Das Einlaufen in den Hafen nach einigen Stunden dann treibt den Puls etwas in die Höhe, denn laut Karte gibt es nach unten nur etwa 1 m Platz. Wir aber haben die Aussage von Einheimischen, dass genau in der Mitte der Fahrrinne Platz für unsere 2,4 m Tiefgang ist. Das Lot sinkt: 5 m, 3 m, 2,6 m. Unsere Skipperinnen sind nicht zum ersten Mal hier, trotzdem macht sich eine gewisse Anspannung breit. Zwei Meter Vierzig. Alles ist gut. –
Und alles bleibt auch gut. Belohnt werden wir dann mit einem kleinen Hafen inmitten dieser wunderschönen Umgebung.

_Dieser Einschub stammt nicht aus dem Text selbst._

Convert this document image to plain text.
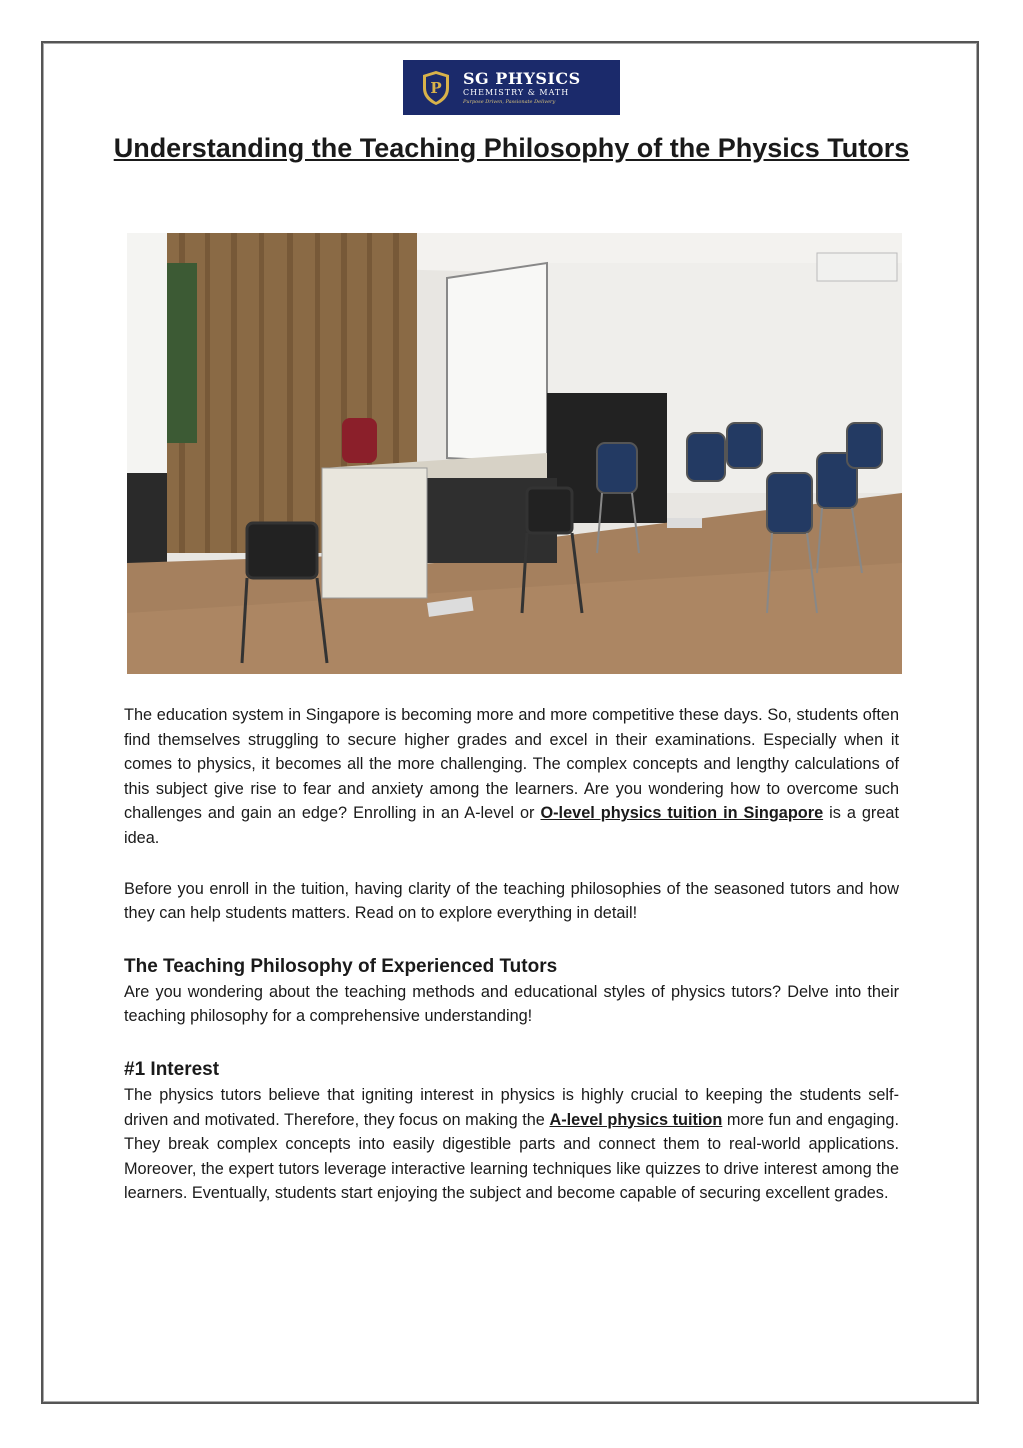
P SG PHYSICS
CHEMISTRY & MATH
Purpose Driven, Passionate Delivery
Understanding the Teaching Philosophy of the Physics Tutors

The education system in Singapore is becoming more and more competitive these days. So, students often find themselves struggling to secure higher grades and excel in their examinations. Especially when it comes to physics, it becomes all the more challenging. The complex concepts and lengthy calculations of this subject give rise to fear and anxiety among the learners. Are you wondering how to overcome such challenges and gain an edge? Enrolling in an A-level or O-level physics tuition in Singapore is a great idea.

Before you enroll in the tuition, having clarity of the teaching philosophies of the seasoned tutors and how they can help students matters. Read on to explore everything in detail!

The Teaching Philosophy of Experienced Tutors

Are you wondering about the teaching methods and educational styles of physics tutors? Delve into their teaching philosophy for a comprehensive understanding!

#1 Interest

The physics tutors believe that igniting interest in physics is highly crucial to keeping the students self-driven and motivated. Therefore, they focus on making the A-level physics tuition more fun and engaging. They break complex concepts into easily digestible parts and connect them to real-world applications. Moreover, the expert tutors leverage interactive learning techniques like quizzes to drive interest among the learners. Eventually, students start enjoying the subject and become capable of securing excellent grades.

Schlauchboot aufblasen, Baden fahren.



2 Kommentare

  • Glückwunsch zu Elisaari – nervenstark und umsichtig.
    So wie es aussieht müssen die beiden Skipperinnen, die Schärennavigation ja hervorragend organisiert haben – wenn der/die Schreiber*in die Sache gar nicht so kompliziert fand. Nach meinen Erfahrungen erfordert eben die Schärennavigation tatsächlich höchste Aufmerksamkeit, Sorgfältige Präzision, akkurate Dokumentation und eben eine gute Arbeitsorganisation. All dieses und den erwähnten Spaß wünsche ich Euch auch für den Rest der Reise.